You men are wonderful but mysterious creatures. Some things about you are pretty straight forward, such as grumpiness being caused by a lack of food or sex. Other things you say or do remain completely mind-boggling.

As a part of my plan to becoming the world’s greatest man-whisperer, and in an effort to get to know you readers better to decide which of you I want to date, (win a date with L Woods, anyone?) I want to ask you a bunch of questions.

There’s no particular theme or pattern to my questions, just whatever happens to pop into my little blonde head. Basically I’m super nosy and just want to know everything about everyone! So, my loves, feel free to leave your answer in the comment box at the bottom of the page and I’ll give you all kisses. 

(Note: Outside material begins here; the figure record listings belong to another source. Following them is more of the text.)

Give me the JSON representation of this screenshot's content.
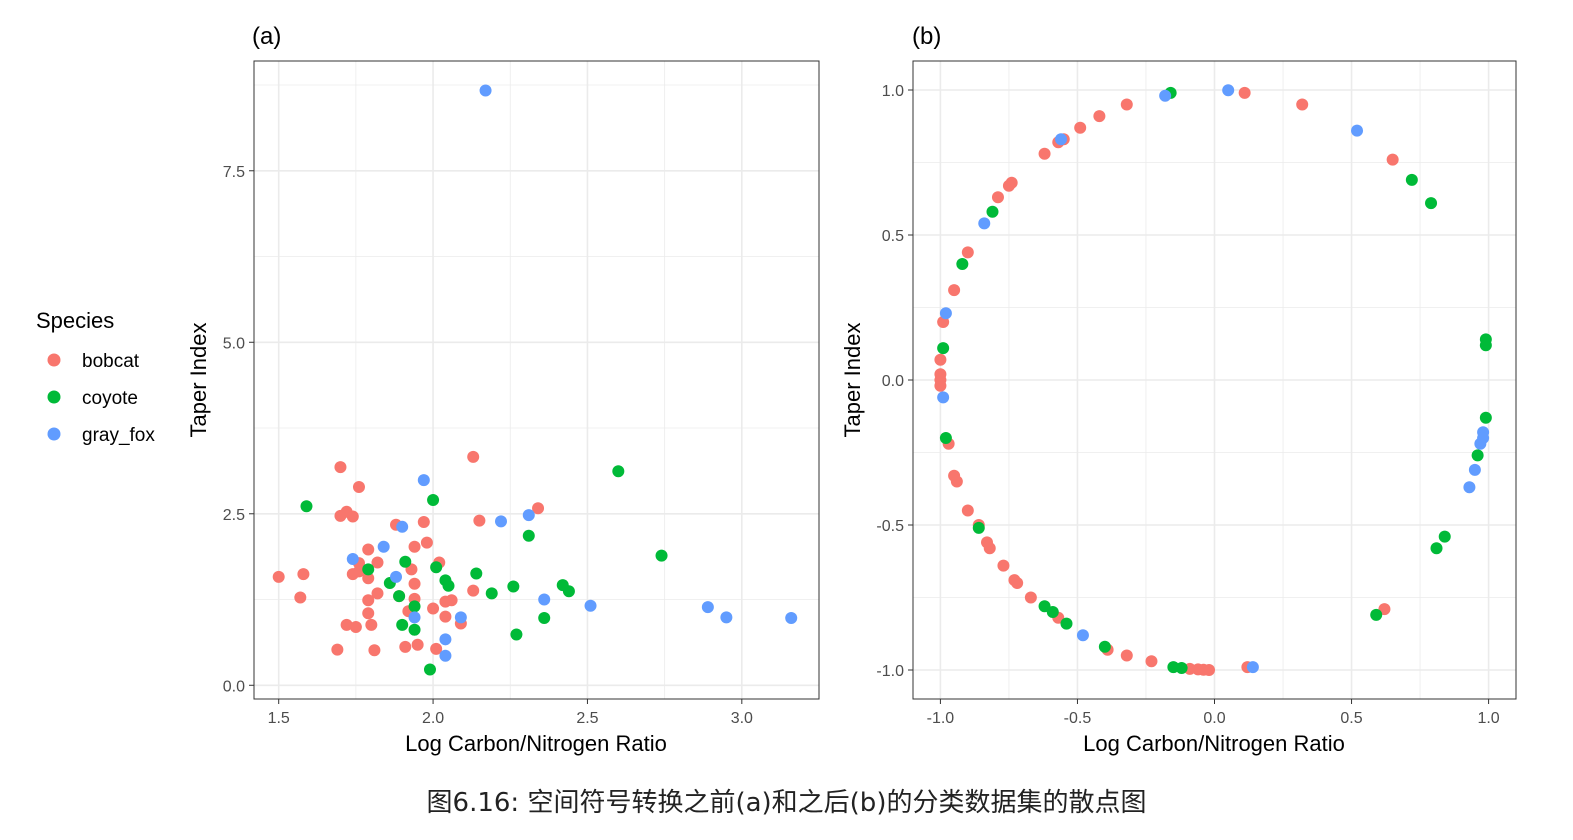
{
  "colors": {
    "bobcat": "#F8766D",
    "coyote": "#00BA38",
    "gray_fox": "#619CFF",
    "grid": "#EBEBEB",
    "axis_text": "#4D4D4D",
    "panel_border": "#333333"
  },
  "legend": {
    "title": "Species",
    "placement": "left",
    "entries": [
      "bobcat",
      "coyote",
      "gray_fox"
    ]
  },
  "caption": "图6.16: 空间符号转换之前(a)和之后(b)的分类数据集的散点图",
  "chart_data": [
    {
      "type": "scatter",
      "panel_label": "(a)",
      "xlabel": "Log Carbon/Nitrogen Ratio",
      "ylabel": "Taper Index",
      "xlim": [
        1.42,
        3.25
      ],
      "ylim": [
        -0.2,
        9.1
      ],
      "xticks": [
        1.5,
        2.0,
        2.5,
        3.0
      ],
      "xtick_labels": [
        "1.5",
        "2.0",
        "2.5",
        "3.0"
      ],
      "yticks": [
        0.0,
        2.5,
        5.0,
        7.5
      ],
      "ytick_labels": [
        "0.0",
        "2.5",
        "5.0",
        "7.5"
      ],
      "grid": true,
      "series": [
        {
          "name": "bobcat",
          "points": [
            [
              1.5,
              1.58
            ],
            [
              1.58,
              1.62
            ],
            [
              1.57,
              1.28
            ],
            [
              1.7,
              3.18
            ],
            [
              1.7,
              2.47
            ],
            [
              1.72,
              2.53
            ],
            [
              1.74,
              2.46
            ],
            [
              1.76,
              2.89
            ],
            [
              1.76,
              1.78
            ],
            [
              1.74,
              1.62
            ],
            [
              1.76,
              1.66
            ],
            [
              1.72,
              0.88
            ],
            [
              1.75,
              0.85
            ],
            [
              1.69,
              0.52
            ],
            [
              1.79,
              1.98
            ],
            [
              1.79,
              1.56
            ],
            [
              1.79,
              1.24
            ],
            [
              1.79,
              1.05
            ],
            [
              1.8,
              0.88
            ],
            [
              1.81,
              0.51
            ],
            [
              1.82,
              1.79
            ],
            [
              1.82,
              1.34
            ],
            [
              1.88,
              2.34
            ],
            [
              1.89,
              1.3
            ],
            [
              1.91,
              0.56
            ],
            [
              1.92,
              1.08
            ],
            [
              1.93,
              1.69
            ],
            [
              1.94,
              2.02
            ],
            [
              1.94,
              1.48
            ],
            [
              1.94,
              1.26
            ],
            [
              1.95,
              0.59
            ],
            [
              1.97,
              2.38
            ],
            [
              1.98,
              2.08
            ],
            [
              2.0,
              1.12
            ],
            [
              2.01,
              0.53
            ],
            [
              2.02,
              1.79
            ],
            [
              2.04,
              1.0
            ],
            [
              2.04,
              1.22
            ],
            [
              2.06,
              1.24
            ],
            [
              2.09,
              0.9
            ],
            [
              2.13,
              3.33
            ],
            [
              2.13,
              1.38
            ],
            [
              2.15,
              2.4
            ],
            [
              2.34,
              2.58
            ]
          ]
        },
        {
          "name": "coyote",
          "points": [
            [
              1.59,
              2.61
            ],
            [
              1.79,
              1.69
            ],
            [
              1.86,
              1.49
            ],
            [
              1.89,
              1.3
            ],
            [
              1.9,
              0.88
            ],
            [
              1.91,
              1.8
            ],
            [
              1.94,
              1.15
            ],
            [
              1.94,
              0.81
            ],
            [
              1.99,
              0.23
            ],
            [
              2.0,
              2.7
            ],
            [
              2.01,
              1.72
            ],
            [
              2.04,
              1.53
            ],
            [
              2.05,
              1.45
            ],
            [
              2.14,
              1.63
            ],
            [
              2.19,
              1.34
            ],
            [
              2.26,
              1.44
            ],
            [
              2.27,
              0.74
            ],
            [
              2.31,
              2.18
            ],
            [
              2.36,
              0.98
            ],
            [
              2.42,
              1.46
            ],
            [
              2.44,
              1.37
            ],
            [
              2.6,
              3.12
            ],
            [
              2.74,
              1.89
            ]
          ]
        },
        {
          "name": "gray_fox",
          "points": [
            [
              1.74,
              1.84
            ],
            [
              1.84,
              2.02
            ],
            [
              1.88,
              1.58
            ],
            [
              1.9,
              2.31
            ],
            [
              1.94,
              0.99
            ],
            [
              1.97,
              2.99
            ],
            [
              2.04,
              0.67
            ],
            [
              2.04,
              0.43
            ],
            [
              2.09,
              0.99
            ],
            [
              2.17,
              8.67
            ],
            [
              2.22,
              2.39
            ],
            [
              2.31,
              2.48
            ],
            [
              2.36,
              1.25
            ],
            [
              2.51,
              1.16
            ],
            [
              2.89,
              1.14
            ],
            [
              2.95,
              0.99
            ],
            [
              3.16,
              0.98
            ]
          ]
        }
      ]
    },
    {
      "type": "scatter",
      "panel_label": "(b)",
      "xlabel": "Log Carbon/Nitrogen Ratio",
      "ylabel": "Taper Index",
      "xlim": [
        -1.1,
        1.1
      ],
      "ylim": [
        -1.1,
        1.1
      ],
      "xticks": [
        -1.0,
        -0.5,
        0.0,
        0.5,
        1.0
      ],
      "xtick_labels": [
        "-1.0",
        "-0.5",
        "0.0",
        "0.5",
        "1.0"
      ],
      "yticks": [
        -1.0,
        -0.5,
        0.0,
        0.5,
        1.0
      ],
      "ytick_labels": [
        "-1.0",
        "-0.5",
        "0.0",
        "0.5",
        "1.0"
      ],
      "grid": true,
      "series": [
        {
          "name": "bobcat",
          "points": [
            [
              0.11,
              0.99
            ],
            [
              0.32,
              0.95
            ],
            [
              0.65,
              0.76
            ],
            [
              -0.32,
              0.95
            ],
            [
              -0.42,
              0.91
            ],
            [
              -0.49,
              0.87
            ],
            [
              -0.55,
              0.83
            ],
            [
              -0.57,
              0.82
            ],
            [
              -0.62,
              0.78
            ],
            [
              -0.74,
              0.68
            ],
            [
              -0.75,
              0.67
            ],
            [
              -0.79,
              0.63
            ],
            [
              -0.9,
              0.44
            ],
            [
              -0.95,
              0.31
            ],
            [
              -0.99,
              0.2
            ],
            [
              -1.0,
              0.07
            ],
            [
              -1.0,
              0.02
            ],
            [
              -1.0,
              0.0
            ],
            [
              -1.0,
              -0.02
            ],
            [
              -0.97,
              -0.22
            ],
            [
              -0.95,
              -0.33
            ],
            [
              -0.94,
              -0.35
            ],
            [
              -0.9,
              -0.45
            ],
            [
              -0.86,
              -0.5
            ],
            [
              -0.83,
              -0.56
            ],
            [
              -0.82,
              -0.58
            ],
            [
              -0.77,
              -0.64
            ],
            [
              -0.73,
              -0.69
            ],
            [
              -0.72,
              -0.7
            ],
            [
              -0.67,
              -0.75
            ],
            [
              -0.57,
              -0.82
            ],
            [
              -0.39,
              -0.93
            ],
            [
              -0.32,
              -0.95
            ],
            [
              -0.23,
              -0.97
            ],
            [
              -0.09,
              -0.996
            ],
            [
              -0.06,
              -0.998
            ],
            [
              -0.04,
              -0.999
            ],
            [
              -0.02,
              -1.0
            ],
            [
              0.12,
              -0.99
            ],
            [
              0.62,
              -0.79
            ]
          ]
        },
        {
          "name": "coyote",
          "points": [
            [
              -0.16,
              0.99
            ],
            [
              -0.81,
              0.58
            ],
            [
              -0.92,
              0.4
            ],
            [
              -0.99,
              0.11
            ],
            [
              -0.98,
              -0.2
            ],
            [
              -0.86,
              -0.51
            ],
            [
              -0.62,
              -0.78
            ],
            [
              -0.59,
              -0.8
            ],
            [
              -0.54,
              -0.84
            ],
            [
              -0.4,
              -0.92
            ],
            [
              -0.15,
              -0.99
            ],
            [
              -0.12,
              -0.993
            ],
            [
              0.72,
              0.69
            ],
            [
              0.79,
              0.61
            ],
            [
              0.99,
              0.14
            ],
            [
              0.99,
              0.12
            ],
            [
              0.99,
              -0.13
            ],
            [
              0.96,
              -0.26
            ],
            [
              0.84,
              -0.54
            ],
            [
              0.81,
              -0.58
            ],
            [
              0.59,
              -0.81
            ]
          ]
        },
        {
          "name": "gray_fox",
          "points": [
            [
              -0.18,
              0.98
            ],
            [
              0.05,
              0.999
            ],
            [
              0.52,
              0.86
            ],
            [
              -0.84,
              0.54
            ],
            [
              -0.56,
              0.83
            ],
            [
              -0.98,
              0.23
            ],
            [
              -0.99,
              -0.06
            ],
            [
              -0.48,
              -0.88
            ],
            [
              0.14,
              -0.99
            ],
            [
              0.98,
              -0.18
            ],
            [
              0.98,
              -0.2
            ],
            [
              0.97,
              -0.22
            ],
            [
              0.95,
              -0.31
            ],
            [
              0.93,
              -0.37
            ]
          ]
        }
      ]
    }
  ]
}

My first question for ya’ll is:

Do you have a type? If so, what is it?

Describe your fantasy girl or guy! What is the usual look or personality type you go for? Nerdy chick? Scene girls? Cute blondes? [Bonus points if you go for that last one. ;)] Tell me what really makes your jeans tight. Ladies, chime in too because I know ya’ll have a certain type of guy you go for.

In case you were curious, I have more than one type.

I immediately check out any guy wearing a backwards hat who looks like he just stepped off the ice. Bonus points for the hockey-player flow that I just want to run my fingers through. (Read: pull. Hard.)

That being said, I’d totally ditch the jock guy for the guy who looks like he belongs in a hard-core band. I can’t say no to a guy with a Mohawk, facial piercings, and tattoos.

Finally, no guy, not even the jock or the musician, gets me going like a big, burly ginger a la Scott Hartnell of the PHL Flyers. His twitpics leave me seriously hot and bothered.